There are three key areas in the food resilience project, she explains.

The environmental aspect looks at climate change and protecting our high-class arable soils from urban development, as well as preparedness for natural or economic emergencies.

Then there is the economic aspect, supporting local food and beverage businesses and developing Dunedin as a food destination for tourists with events and festivals.

The third aspect is to do with health and wellbeing, and food security and accessibility, she says.

''Commercially, we don't grow anywhere near enough fresh produce to feed everyone.

''We are looking at ways to make growing food more attractive and more viable in this area, and part of that is protecting high quality land so it's there for food production if we need it.
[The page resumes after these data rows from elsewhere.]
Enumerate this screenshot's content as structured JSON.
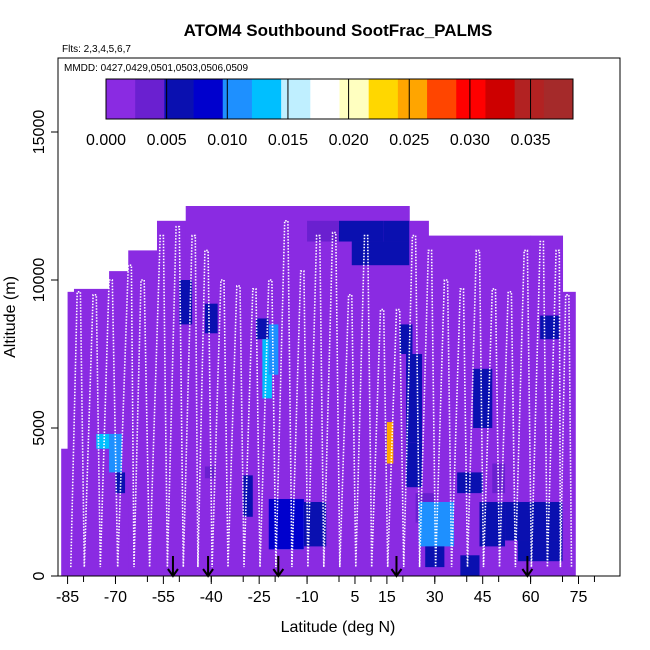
{
  "chart_data": {
    "type": "heatmap",
    "title": "ATOM4 Southbound SootFrac_PALMS",
    "flights_note": "Flts: 2,3,4,5,6,7",
    "dates_note": "MMDD: 0427,0429,0501,0503,0506,0509",
    "xlabel": "Latitude (deg N)",
    "ylabel": "Altitude (m)",
    "xlim": [
      -88,
      88
    ],
    "ylim": [
      0,
      17500
    ],
    "x_ticks": [
      -85,
      -70,
      -55,
      -40,
      -25,
      -10,
      5,
      15,
      30,
      45,
      60,
      75
    ],
    "y_ticks": [
      0,
      5000,
      10000,
      15000
    ],
    "colorbar": {
      "min": 0.0,
      "max": 0.0385,
      "ticks": [
        "0.000",
        "0.005",
        "0.010",
        "0.015",
        "0.020",
        "0.025",
        "0.030",
        "0.035"
      ],
      "tick_values": [
        0.0,
        0.005,
        0.01,
        0.015,
        0.02,
        0.025,
        0.03,
        0.035
      ],
      "colors": [
        "#8a2be2",
        "#6a20d0",
        "#0a10b0",
        "#0000cd",
        "#1e90ff",
        "#00bfff",
        "#bfefff",
        "#ffffff",
        "#ffffc0",
        "#ffd700",
        "#ffa500",
        "#ff4500",
        "#ff0000",
        "#cd0000",
        "#b22222",
        "#a52a2a"
      ]
    },
    "background_value": 0.0,
    "coverage_columns": [
      {
        "lat0": -87,
        "lat1": -85,
        "alt_top": 4300
      },
      {
        "lat0": -85,
        "lat1": -83,
        "alt_top": 9600
      },
      {
        "lat0": -83,
        "lat1": -72,
        "alt_top": 9700
      },
      {
        "lat0": -72,
        "lat1": -66,
        "alt_top": 10300
      },
      {
        "lat0": -66,
        "lat1": -57,
        "alt_top": 11000
      },
      {
        "lat0": -57,
        "lat1": -48,
        "alt_top": 12000
      },
      {
        "lat0": -48,
        "lat1": 22,
        "alt_top": 12500
      },
      {
        "lat0": 22,
        "lat1": 28,
        "alt_top": 12000
      },
      {
        "lat0": 28,
        "lat1": 60,
        "alt_top": 11500
      },
      {
        "lat0": 60,
        "lat1": 70,
        "alt_top": 11500
      },
      {
        "lat0": 70,
        "lat1": 74,
        "alt_top": 9600
      }
    ],
    "anomaly_cells": [
      {
        "lat0": -76,
        "lat1": -72,
        "alt0": 4300,
        "alt1": 4800,
        "value": 0.014
      },
      {
        "lat0": -72,
        "lat1": -68,
        "alt0": 3500,
        "alt1": 4800,
        "value": 0.012
      },
      {
        "lat0": -70,
        "lat1": -67,
        "alt0": 2800,
        "alt1": 3500,
        "value": 0.006
      },
      {
        "lat0": -50,
        "lat1": -46,
        "alt0": 8500,
        "alt1": 10000,
        "value": 0.006
      },
      {
        "lat0": -42,
        "lat1": -38,
        "alt0": 8200,
        "alt1": 9200,
        "value": 0.006
      },
      {
        "lat0": -42,
        "lat1": -39,
        "alt0": 3300,
        "alt1": 3700,
        "value": 0.004
      },
      {
        "lat0": -30,
        "lat1": -27,
        "alt0": 2000,
        "alt1": 3400,
        "value": 0.006
      },
      {
        "lat0": -26,
        "lat1": -22,
        "alt0": 8000,
        "alt1": 8700,
        "value": 0.005
      },
      {
        "lat0": -24,
        "lat1": -21,
        "alt0": 6000,
        "alt1": 8000,
        "value": 0.013
      },
      {
        "lat0": -22,
        "lat1": -19,
        "alt0": 6800,
        "alt1": 8500,
        "value": 0.011
      },
      {
        "lat0": -20,
        "lat1": -11,
        "alt0": 900,
        "alt1": 2400,
        "value": 0.018
      },
      {
        "lat0": -22,
        "lat1": -11,
        "alt0": 900,
        "alt1": 2600,
        "value": 0.009
      },
      {
        "lat0": -11,
        "lat1": -4,
        "alt0": 1000,
        "alt1": 2500,
        "value": 0.005
      },
      {
        "lat0": -10,
        "lat1": 0,
        "alt0": 11300,
        "alt1": 12000,
        "value": 0.004
      },
      {
        "lat0": 0,
        "lat1": 14,
        "alt0": 11300,
        "alt1": 12000,
        "value": 0.006
      },
      {
        "lat0": 14,
        "lat1": 22,
        "alt0": 11300,
        "alt1": 12000,
        "value": 0.005
      },
      {
        "lat0": 4,
        "lat1": 22,
        "alt0": 10500,
        "alt1": 11300,
        "value": 0.006
      },
      {
        "lat0": 19,
        "lat1": 23,
        "alt0": 7500,
        "alt1": 8500,
        "value": 0.006
      },
      {
        "lat0": 21,
        "lat1": 26,
        "alt0": 4500,
        "alt1": 7500,
        "value": 0.007
      },
      {
        "lat0": 21,
        "lat1": 26,
        "alt0": 3000,
        "alt1": 4500,
        "value": 0.005
      },
      {
        "lat0": 15,
        "lat1": 17,
        "alt0": 3800,
        "alt1": 5200,
        "value": 0.025
      },
      {
        "lat0": 24,
        "lat1": 30,
        "alt0": 1800,
        "alt1": 2800,
        "value": 0.004
      },
      {
        "lat0": 25,
        "lat1": 36,
        "alt0": 1000,
        "alt1": 2500,
        "value": 0.012
      },
      {
        "lat0": 27,
        "lat1": 33,
        "alt0": 300,
        "alt1": 1000,
        "value": 0.006
      },
      {
        "lat0": 37,
        "lat1": 45,
        "alt0": 2800,
        "alt1": 3500,
        "value": 0.005
      },
      {
        "lat0": 42,
        "lat1": 48,
        "alt0": 5000,
        "alt1": 7000,
        "value": 0.006
      },
      {
        "lat0": 44,
        "lat1": 52,
        "alt0": 1000,
        "alt1": 2500,
        "value": 0.006
      },
      {
        "lat0": 48,
        "lat1": 52,
        "alt0": 2800,
        "alt1": 3800,
        "value": 0.004
      },
      {
        "lat0": 52,
        "lat1": 70,
        "alt0": 1200,
        "alt1": 2500,
        "value": 0.006
      },
      {
        "lat0": 56,
        "lat1": 70,
        "alt0": 500,
        "alt1": 1200,
        "value": 0.007
      },
      {
        "lat0": 63,
        "lat1": 69,
        "alt0": 8000,
        "alt1": 8800,
        "value": 0.005
      },
      {
        "lat0": 38,
        "lat1": 44,
        "alt0": 0,
        "alt1": 700,
        "value": 0.005
      }
    ],
    "profile_latitudes": [
      -82,
      -77,
      -72,
      -66,
      -62,
      -56,
      -51,
      -46,
      -42,
      -37,
      -32,
      -27,
      -22,
      -17,
      -12,
      -7,
      -2,
      3,
      8,
      13,
      18,
      23,
      28,
      33,
      38,
      43,
      48,
      53,
      58,
      63,
      68,
      71
    ],
    "profile_tops": [
      9600,
      9500,
      10000,
      10500,
      10000,
      11500,
      11800,
      11500,
      11000,
      10000,
      9800,
      9700,
      10000,
      12000,
      10300,
      11500,
      11600,
      9500,
      11500,
      9000,
      9000,
      11500,
      11000,
      10000,
      9700,
      11000,
      9700,
      9600,
      11000,
      11300,
      11000,
      9500
    ],
    "arrow_latitudes": [
      -52,
      -41,
      -19,
      18,
      59
    ],
    "bottom_arrow_label": ""
  }
}
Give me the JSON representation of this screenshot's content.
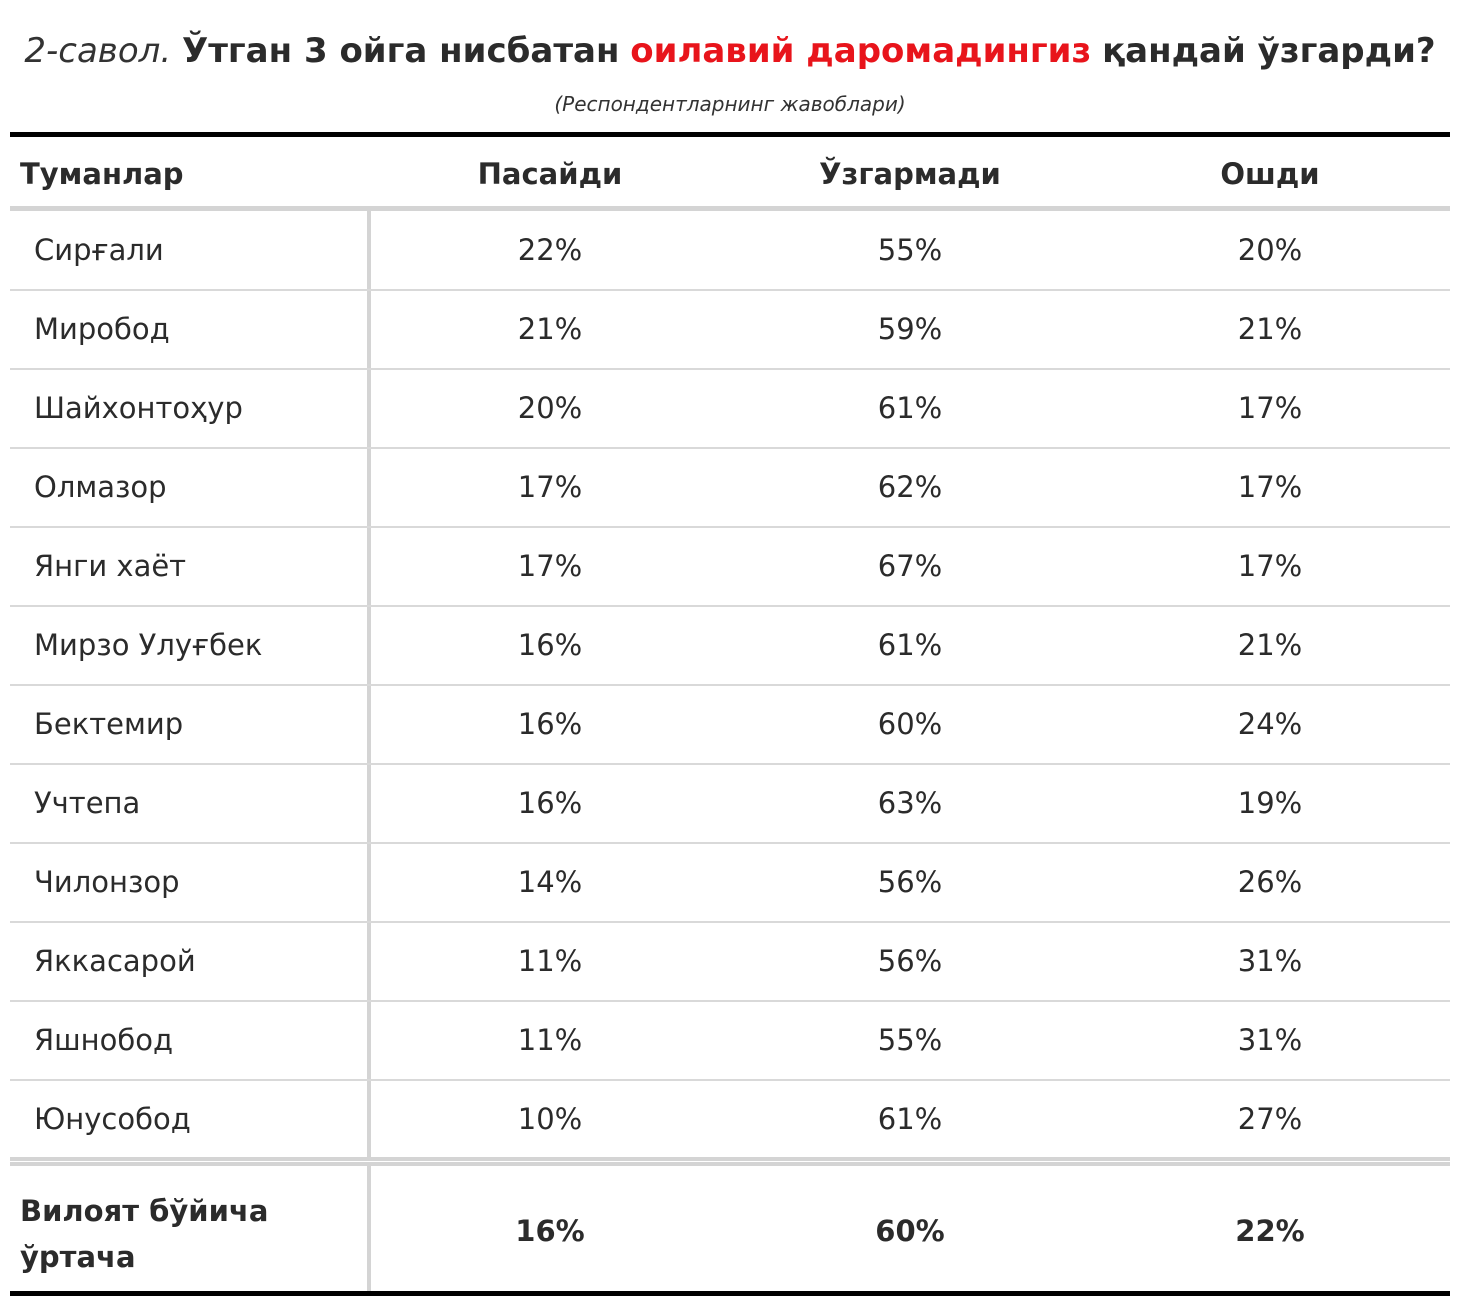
{
  "title": {
    "question": "2-савол.",
    "before": "Ўтган 3 ойга нисбатан",
    "highlight": "оилавий даромадингиз",
    "after": "қандай ўзгарди?"
  },
  "subtitle": "(Респондентларнинг жавоблари)",
  "colors": {
    "highlight": "#e8141b",
    "rule": "#000000",
    "separator": "#d4d4d4"
  },
  "chart_data": {
    "type": "table",
    "columns": [
      "Туманлар",
      "Пасайди",
      "Ўзгармади",
      "Ошди"
    ],
    "rows": [
      {
        "district": "Сирғали",
        "values": [
          "22%",
          "55%",
          "20%"
        ]
      },
      {
        "district": "Миробод",
        "values": [
          "21%",
          "59%",
          "21%"
        ]
      },
      {
        "district": "Шайхонтоҳур",
        "values": [
          "20%",
          "61%",
          "17%"
        ]
      },
      {
        "district": "Олмазор",
        "values": [
          "17%",
          "62%",
          "17%"
        ]
      },
      {
        "district": "Янги хаёт",
        "values": [
          "17%",
          "67%",
          "17%"
        ]
      },
      {
        "district": "Мирзо Улуғбек",
        "values": [
          "16%",
          "61%",
          "21%"
        ]
      },
      {
        "district": "Бектемир",
        "values": [
          "16%",
          "60%",
          "24%"
        ]
      },
      {
        "district": "Учтепа",
        "values": [
          "16%",
          "63%",
          "19%"
        ]
      },
      {
        "district": "Чилонзор",
        "values": [
          "14%",
          "56%",
          "26%"
        ]
      },
      {
        "district": "Яккасарой",
        "values": [
          "11%",
          "56%",
          "31%"
        ]
      },
      {
        "district": "Яшнобод",
        "values": [
          "11%",
          "55%",
          "31%"
        ]
      },
      {
        "district": "Юнусобод",
        "values": [
          "10%",
          "61%",
          "27%"
        ]
      }
    ],
    "footer": {
      "label_line1": "Вилоят бўйича",
      "label_line2": "ўртача",
      "values": [
        "16%",
        "60%",
        "22%"
      ]
    }
  }
}
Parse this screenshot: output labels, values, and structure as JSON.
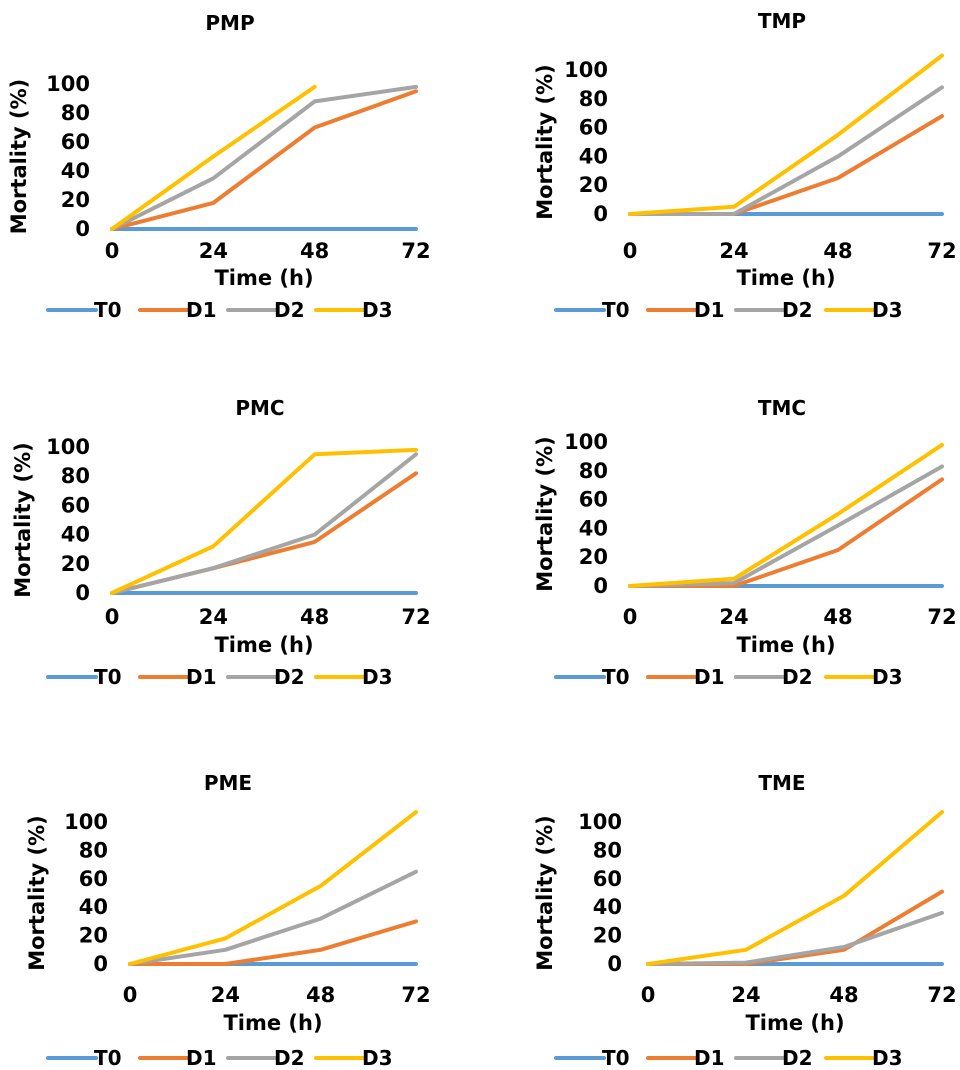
{
  "chart_data": [
    {
      "type": "line",
      "title": "PMP",
      "xlabel": "Time (h)",
      "ylabel": "Mortality (%)",
      "x": [
        0,
        24,
        48,
        72
      ],
      "xticks": [
        "0",
        "24",
        "48",
        "72"
      ],
      "yticks": [
        "0",
        "20",
        "40",
        "60",
        "80",
        "100"
      ],
      "ylim": [
        0,
        100
      ],
      "series": [
        {
          "name": "T0",
          "color": "#5B9BD5",
          "values": [
            0,
            0,
            0,
            0
          ]
        },
        {
          "name": "D1",
          "color": "#ED7D31",
          "values": [
            0,
            18,
            70,
            95
          ]
        },
        {
          "name": "D2",
          "color": "#A5A5A5",
          "values": [
            0,
            35,
            88,
            98
          ]
        },
        {
          "name": "D3",
          "color": "#FFC000",
          "values": [
            0,
            50,
            98,
            null
          ]
        }
      ],
      "legend": "bottom",
      "grid": false
    },
    {
      "type": "line",
      "title": "TMP",
      "xlabel": "Time (h)",
      "ylabel": "Mortality (%)",
      "x": [
        0,
        24,
        48,
        72
      ],
      "xticks": [
        "0",
        "24",
        "48",
        "72"
      ],
      "yticks": [
        "0",
        "20",
        "40",
        "60",
        "80",
        "100"
      ],
      "ylim": [
        0,
        100
      ],
      "series": [
        {
          "name": "T0",
          "color": "#5B9BD5",
          "values": [
            0,
            0,
            0,
            0
          ]
        },
        {
          "name": "D1",
          "color": "#ED7D31",
          "values": [
            0,
            0,
            25,
            68
          ]
        },
        {
          "name": "D2",
          "color": "#A5A5A5",
          "values": [
            0,
            0,
            40,
            88
          ]
        },
        {
          "name": "D3",
          "color": "#FFC000",
          "values": [
            0,
            5,
            55,
            110
          ]
        }
      ],
      "legend": "bottom",
      "grid": false
    },
    {
      "type": "line",
      "title": "PMC",
      "xlabel": "Time (h)",
      "ylabel": "Mortality (%)",
      "x": [
        0,
        24,
        48,
        72
      ],
      "xticks": [
        "0",
        "24",
        "48",
        "72"
      ],
      "yticks": [
        "0",
        "20",
        "40",
        "60",
        "80",
        "100"
      ],
      "ylim": [
        0,
        100
      ],
      "series": [
        {
          "name": "T0",
          "color": "#5B9BD5",
          "values": [
            0,
            0,
            0,
            0
          ]
        },
        {
          "name": "D1",
          "color": "#ED7D31",
          "values": [
            0,
            17,
            35,
            82
          ]
        },
        {
          "name": "D2",
          "color": "#A5A5A5",
          "values": [
            0,
            17,
            40,
            95
          ]
        },
        {
          "name": "D3",
          "color": "#FFC000",
          "values": [
            0,
            32,
            95,
            98
          ]
        }
      ],
      "legend": "bottom",
      "grid": false
    },
    {
      "type": "line",
      "title": "TMC",
      "xlabel": "Time (h)",
      "ylabel": "Mortality (%)",
      "x": [
        0,
        24,
        48,
        72
      ],
      "xticks": [
        "0",
        "24",
        "48",
        "72"
      ],
      "yticks": [
        "0",
        "20",
        "40",
        "60",
        "80",
        "100"
      ],
      "ylim": [
        0,
        100
      ],
      "series": [
        {
          "name": "T0",
          "color": "#5B9BD5",
          "values": [
            0,
            0,
            0,
            0
          ]
        },
        {
          "name": "D1",
          "color": "#ED7D31",
          "values": [
            0,
            0,
            25,
            74
          ]
        },
        {
          "name": "D2",
          "color": "#A5A5A5",
          "values": [
            0,
            2,
            42,
            83
          ]
        },
        {
          "name": "D3",
          "color": "#FFC000",
          "values": [
            0,
            5,
            50,
            98
          ]
        }
      ],
      "legend": "bottom",
      "grid": false
    },
    {
      "type": "line",
      "title": "PME",
      "xlabel": "Time (h)",
      "ylabel": "Mortality (%)",
      "x": [
        0,
        24,
        48,
        72
      ],
      "xticks": [
        "0",
        "24",
        "48",
        "72"
      ],
      "yticks": [
        "0",
        "20",
        "40",
        "60",
        "80",
        "100"
      ],
      "ylim": [
        0,
        100
      ],
      "series": [
        {
          "name": "T0",
          "color": "#5B9BD5",
          "values": [
            0,
            0,
            0,
            0
          ]
        },
        {
          "name": "D1",
          "color": "#ED7D31",
          "values": [
            0,
            0,
            10,
            30
          ]
        },
        {
          "name": "D2",
          "color": "#A5A5A5",
          "values": [
            0,
            10,
            32,
            65
          ]
        },
        {
          "name": "D3",
          "color": "#FFC000",
          "values": [
            0,
            18,
            55,
            107
          ]
        }
      ],
      "legend": "bottom",
      "grid": false
    },
    {
      "type": "line",
      "title": "TME",
      "xlabel": "Time (h)",
      "ylabel": "Mortality (%)",
      "x": [
        0,
        24,
        48,
        72
      ],
      "xticks": [
        "0",
        "24",
        "48",
        "72"
      ],
      "yticks": [
        "0",
        "20",
        "40",
        "60",
        "80",
        "100"
      ],
      "ylim": [
        0,
        100
      ],
      "series": [
        {
          "name": "T0",
          "color": "#5B9BD5",
          "values": [
            0,
            0,
            0,
            0
          ]
        },
        {
          "name": "D1",
          "color": "#ED7D31",
          "values": [
            0,
            0,
            10,
            51
          ]
        },
        {
          "name": "D2",
          "color": "#A5A5A5",
          "values": [
            0,
            1,
            12,
            36
          ]
        },
        {
          "name": "D3",
          "color": "#FFC000",
          "values": [
            0,
            10,
            48,
            107
          ]
        }
      ],
      "legend": "bottom",
      "grid": false
    }
  ]
}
''The key to this for me is pulling all the bits and pieces together and getting information out to the public. It's a real leadership role the council is taking.''

The first result of her initial six months in the job will be the launch of the Good Food Dunedin website later this month.

''The website will have heaps of information on it, whether it's about starting a food business or growing your own food or where to buy locally or what food events might be coming up,'' she says.

''Then we will look at developing a food charter and that will facilitate people actively and consciously engaging in what we are trying to do engaging with local food systems.

''Then we'll be developing a plan that encompasses both the partners and the council. Many have plans of work, some don't, they are just interested foodies, and bring all those work plans in together.''

One idea is to have fruit trees and vegetable gardens dotted around the city and accessible to the public, she says.

''They do exist. There's a big apple tree near where we live but people aren't sure whether they can take the fruit or not and this year it all ended up on the ground.''

However, it is not enough just to plant fruit trees or vegetable gardens in public spaces. They have to be maintained and weeded, trees pruned, and pests controlled, and there should be signs explaining the project to the public, she says.

Visible vegetable gardens would show people you could grow food here.

''I'm sure a lot of people think Dunedin is too cold, but you pick the right spot. And the market sells local produce right through winter.''

There are community gardens dotted around the city, often dependent on the leadership of one or two people, but she would like to encourage more people to grow food in their backyards or possibly in allotments.

''Many people think they don't have time, but you can couch growing your own food in terms of spending time with your family and being outdoors and teaching your children about where food comes from and growing this beautiful healthy nutritious food, understanding fresh seasonal produce and how it serves you and your family better,'' she says.

She intends the food resilience project to stretch beyond Dunedin city and embrace all of southern New Zealand and, eventually, the whole country.